Thurman counted out five dollars and bet it on two queens in his hand.
Cost him a two-dollar raise to stay, but the third queen came in his draw.
“Where you headed?” he was asked.
“Montana.”
“That’s a long ways.”
He bet five again and in the end, his ladies won the hand.
“Why Montana?”
“I’m looking for my son. He’s supposed to be up there.”
“What’s his name?’ a thickset man across the table asked.
“Herschel Baker. Do you know him?”
The man nodded. “What would you give me if I tell you right where he’s at?”
“What’ve you got to have?”
“Naw.” He shook his head as if he’d changed his mind about something. “If you saved Reames’ butt back then by just flat giving him horses when no one had too many, I’d have to tell you where he’s at. Time I usually got up here to Kansas, we were damn near walking.”
Thurman never picked up his new cards. Was he about to learn where in Montana his son was located?
The man fanned his cards and smiled smugly behind them. “The Yellowstone County Jail.”
“What for?” His heart quit. In jail . . .
The man grinned back at Thurman. “He’s the elected sheriff up there.”
Everyone laughed.
“What else do you know about him?”
“He’s married. Has a nice wife and three stepdaughters. Two years ago, he took on all the politicians in that
county and got elected as an independent. Cleaned house and set all those big outfits on their butts. Nobody owns Herschel Baker. I can tell you that for a fact.”
“What town is that in?”
“Billings.”
Thank God. He’s alive. “Excuse me, gents.” He rose. “I need to go share this news with my wife.”
“Barmaid?” He called the girl over. “Give them all a round of drinks. Here’s twenty, they can have all but the dollar that’s yours.”
“Well. Thank you,” she gushed.
“See you guys.” Thurman waved to them. He couldn’t wait to find a map and see what end of Montana Billings was at.
SEVENTEEN
WHAT else did you learn in Miles City?” Art asked.
“They all used an alias up there. Hamby they called Hamilton. Hatch was Smith and Olsen was Kaufman. But the mystery man in the deal is the fourth one.
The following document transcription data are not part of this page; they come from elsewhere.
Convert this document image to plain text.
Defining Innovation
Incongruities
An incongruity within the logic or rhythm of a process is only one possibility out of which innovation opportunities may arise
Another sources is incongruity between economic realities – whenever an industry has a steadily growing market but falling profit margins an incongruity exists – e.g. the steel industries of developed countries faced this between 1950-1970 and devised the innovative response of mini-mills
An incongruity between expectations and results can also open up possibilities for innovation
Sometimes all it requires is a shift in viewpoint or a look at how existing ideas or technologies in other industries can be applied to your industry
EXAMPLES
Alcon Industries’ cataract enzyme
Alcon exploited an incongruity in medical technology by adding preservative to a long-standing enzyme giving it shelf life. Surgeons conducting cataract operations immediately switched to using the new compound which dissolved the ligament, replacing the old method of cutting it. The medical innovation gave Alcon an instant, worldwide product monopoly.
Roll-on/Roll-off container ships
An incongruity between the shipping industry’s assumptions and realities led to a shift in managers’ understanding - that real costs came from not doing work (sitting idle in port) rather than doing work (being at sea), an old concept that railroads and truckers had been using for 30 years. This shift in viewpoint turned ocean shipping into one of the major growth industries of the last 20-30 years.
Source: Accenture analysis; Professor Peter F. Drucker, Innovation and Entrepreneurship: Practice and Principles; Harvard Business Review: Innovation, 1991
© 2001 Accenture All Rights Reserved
They called him Thompson and said he was the boss, not Hatch.”
“That surprises me. I’d of thought Hatch was the ring-leader.”
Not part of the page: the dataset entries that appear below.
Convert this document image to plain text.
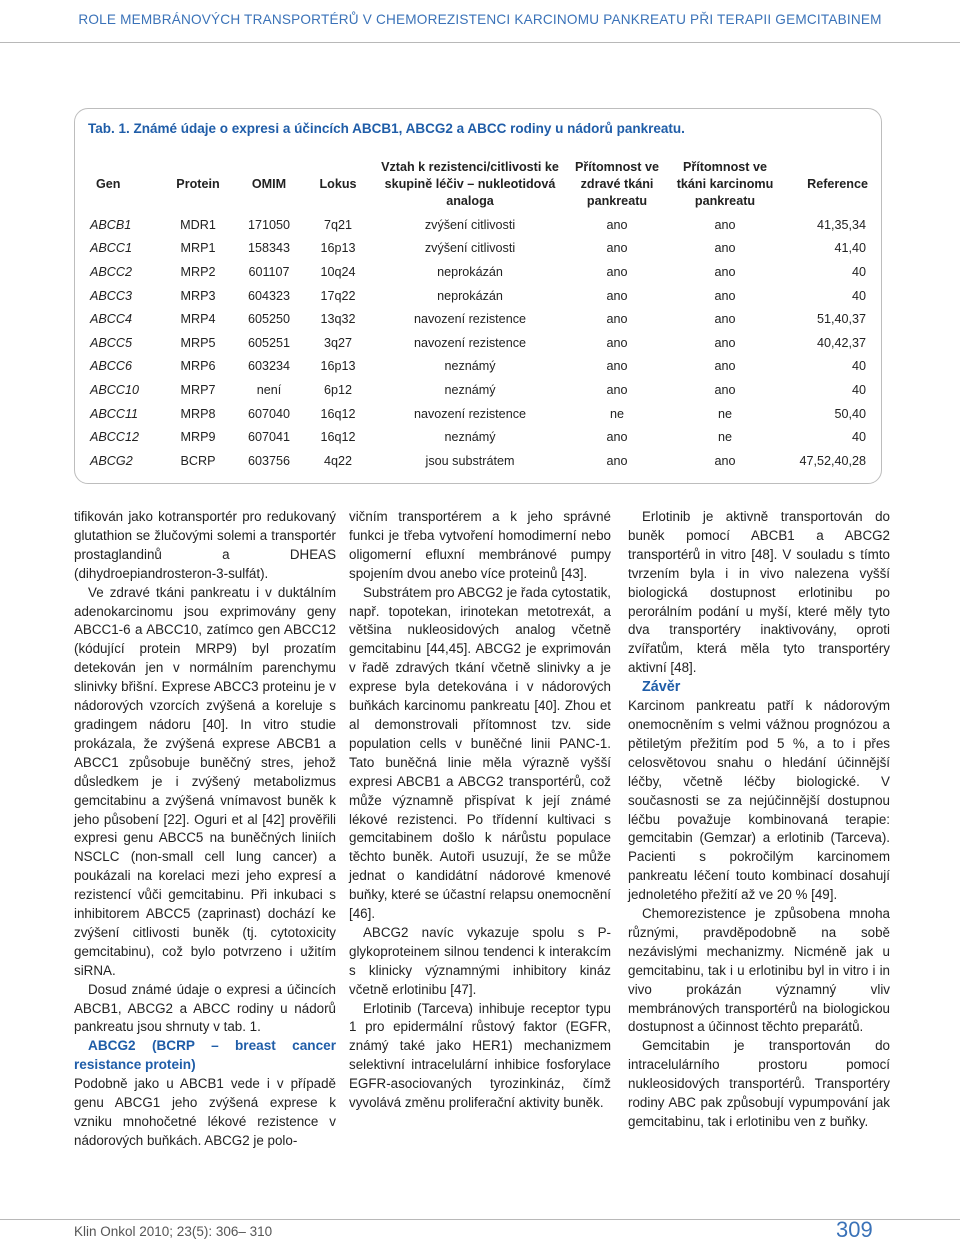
ROLE MEMBRÁNOVÝCH TRANSPORTÉRŮ V CHEMOREZISTENCI KARCINOMU PANKREATU PŘI TERAPII GEMCITABINEM
Tab. 1. Známé údaje o expresi a účincích ABCB1, ABCG2 a ABCC rodiny u nádorů pankreatu.
Gen	Protein	OMIM	Lokus	Vztah k rezistenci/citlivosti ke skupině léčiv – nukleotidová analoga	Přítomnost ve zdravé tkáni pankreatu	Přítomnost ve tkáni karcinomu pankreatu	Reference
ABCB1	MDR1	171050	7q21	zvýšení citlivosti	ano	ano	41,35,34
ABCC1	MRP1	158343	16p13	zvýšení citlivosti	ano	ano	41,40
ABCC2	MRP2	601107	10q24	neprokázán	ano	ano	40
ABCC3	MRP3	604323	17q22	neprokázán	ano	ano	40
ABCC4	MRP4	605250	13q32	navození rezistence	ano	ano	51,40,37
ABCC5	MRP5	605251	3q27	navození rezistence	ano	ano	40,42,37
ABCC6	MRP6	603234	16p13	neznámý	ano	ano	40
ABCC10	MRP7	není	6p12	neznámý	ano	ano	40
ABCC11	MRP8	607040	16q12	navození rezistence	ne	ne	50,40
ABCC12	MRP9	607041	16q12	neznámý	ano	ne	40
ABCG2	BCRP	603756	4q22	jsou substrátem	ano	ano	47,52,40,28

tifikován jako kotransportér pro redukovaný glutathion se žlučovými solemi a transportér prostaglandinů a DHEAS (dihydroepiandrosteron-3-sulfát).

Ve zdravé tkáni pankreatu i v duktálním adenokarcinomu jsou exprimovány geny ABCC1-6 a ABCC10, zatímco gen ABCC12 (kódující protein MRP9) byl prozatím detekován jen v normálním parenchymu slinivky břišní. Exprese ABCC3 proteinu je v nádorových vzorcích zvýšená a koreluje s gradingem nádoru [40]. In vitro studie prokázala, že zvýšená exprese ABCB1 a ABCC1 způsobuje buněčný stres, jehož důsledkem je i zvýšený metabolizmus gemcitabinu a zvýšená vnímavost buněk k jeho působení [22]. Oguri et al [42] prověřili expresi genu ABCC5 na buněčných liniích NSCLC (non-small cell lung cancer) a poukázali na korelaci mezi jeho expresí a rezistencí vůči gemcitabinu. Při inkubaci s inhibitorem ABCC5 (zaprinast) dochází ke zvýšení citlivosti buněk (tj. cytotoxicity gemcitabinu), což bylo potvrzeno i užitím siRNA.

Dosud známé údaje o expresi a účincích ABCB1, ABCG2 a ABCC rodiny u nádorů pankreatu jsou shrnuty v tab. 1.

ABCG2 (BCRP – breast cancer resistance protein)

Podobně jako u ABCB1 vede i v případě genu ABCG1 jeho zvýšená exprese k vzniku mnohočetné lékové rezistence v nádorových buňkách. ABCG2 je polo-

vičním transportérem a k jeho správné funkci je třeba vytvoření homodimerní nebo oligomerní efluxní membránové pumpy spojením dvou anebo více proteinů [43].

Substrátem pro ABCG2 je řada cytostatik, např. topotekan, irinotekan metotrexát, a většina nukleosidových analog včetně gemcitabinu [44,45]. ABCG2 je exprimován v řadě zdravých tkání včetně slinivky a je exprese byla detekována i v nádorových buňkách karcinomu pankreatu [40]. Zhou et al demonstrovali přítomnost tzv. side population cells v buněčné linii PANC-1. Tato buněčná linie měla výrazně vyšší expresi ABCB1 a ABCG2 transportérů, což může významně přispívat k její známé lékové rezistenci. Po třídenní kultivaci s gemcitabinem došlo k nárůstu populace těchto buněk. Autoři usuzují, že se může jednat o kandidátní nádorové kmenové buňky, které se účastní relapsu onemocnění [46].

ABCG2 navíc vykazuje spolu s P-glykoproteinem silnou tendenci k interakcím s klinicky významnými inhibitory kináz včetně erlotinibu [47].

Erlotinib (Tarceva) inhibuje receptor typu 1 pro epidermální růstový faktor (EGFR, známý také jako HER1) mechanizmem selektivní intracelulární inhibice fosforylace EGFR-asociovaných tyrozinkináz, čímž vyvolává změnu proliferační aktivity buněk.

Erlotinib je aktivně transportován do buněk pomocí ABCB1 a ABCG2 transportérů in vitro [48]. V souladu s tímto tvrzením byla i in vivo nalezena vyšší biologická dostupnost erlotinibu po perorálním podání u myší, které měly tyto dva transportéry inaktivovány, oproti zvířatům, která měla tyto transportéry aktivní [48].

Závěr

Karcinom pankreatu patří k nádorovým onemocněním s velmi vážnou prognózou a pětiletým přežitím pod 5 %, a to i přes celosvětovou snahu o hledání účinnější léčby, včetně léčby biologické. V současnosti se za nejúčinnější dostupnou léčbu považuje kombinovaná terapie: gemcitabin (Gemzar) a erlotinib (Tarceva). Pacienti s pokročilým karcinomem pankreatu léčení touto kombinací dosahují jednoletého přežití až ve 20 % [49].

Chemorezistence je způsobena mnoha různými, pravděpodobně na sobě nezávislými mechanizmy. Nicméně jak u gemcitabinu, tak i u erlotinibu byl in vitro i in vivo prokázán významný vliv membránových transportérů na biologickou dostupnost a účinnost těchto preparátů.

Gemcitabin je transportován do intracelulárního prostoru pomocí nukleosidových transportérů. Transportéry rodiny ABC pak způsobují vypumpování jak gemcitabinu, tak i erlotinibu ven z buňky.

Klin Onkol 2010; 23(5): 306– 310	309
“They do a brisk business with the fanciest hotel in town. Keep them in beef.”
“Who is this Thompson?” Phil asked. “You see him?”
“No, he wasn’t around. In fact, they know little about him in Miles City. I don’t think he lives there.”
“No idea where he lives?”
Herschel shook his head. “They’re a pretty well-organized ring as far as I can tell.”
“Where do we go next?” Art asked.
“I think get the state brand inspector down here and get a search warrant. Then make a raid on Hatch’s place. He may have a telltale hide in his possession. It only takes one.”
“When will we do that?”
“The district man, Carl Ruger, wasn’t at home. I left a letter with his wife concerning it. And for him to contact me.”
“Any description of this new guy?” Phil asked.
“A big man, wears a suit and a black hat. Brown hair and eyes, talks like he’s very educated. A man of means, the hotel man said.”
“He runs the deal?”
“The hotel kitchen man said he did. The other three made the deliveries.”
“How do they order it?”
“Someone comes by each week and leaves some beef and takes the new order. They’re so dependable, the hotel counts on them.”